Als ich wieder daheim war, kam ein Brief mit schwarzem Rand. Am anderen Morgen zündete ich eine Kerze an und von diesem Tag an jeden Tag, bis auf den heutigen. Die Zahl meiner Toten ist inzwischen groß geworden.

Was ist das: tot? Meine Toten sind sehr lebendig. Manche sind mir nach ihrem Tod so nahe gekommen wie nie zuvor im Leben. „Die Worte der Sterbenden sind kostbar", sagt Ilse Aichinger. Die der Toten auch.
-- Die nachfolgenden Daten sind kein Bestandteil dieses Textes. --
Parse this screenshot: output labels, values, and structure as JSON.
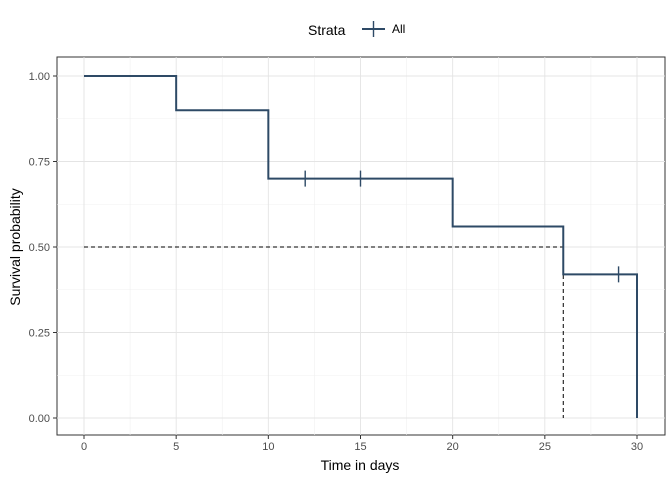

Auf einem Friedhof in einem Ge-birgsdorf, die Einheimischen nen­nen ihn Gottesacker, fand ich un­längst auf einem Grabstein einen Spruch, der mich überraschte. Ein­mal, weil er von Leonardo da Vinci war und zweitens: wie kam de; Spruch in diese Gegend? Er heißt: „Glücklich werden die sein, die den Worten der Toten Gehör schenken." Zugleich fiel mir ein Text ein, der während der Trauungs-Zeremonie oft verwendet wird:.....bis daß der Tod euch scheidet." Ich habe ihn nie verstanden. Warum sollte aus­gerechnet der Tod, der alle und alles zusammenführt, die Menschen scheiden? Da ihnen doch Auferste­hung und Gemeinschaft verheißen ist. Nicht nur der Tod gehört in unser Leben. Auch die Toten, zu denen wir heute oder morgen gehö­ren werden. Auf die wir zu-sterben. Zu-leben. Wenn wir hier Sterbende sind, müssen wir dort Lebende sein.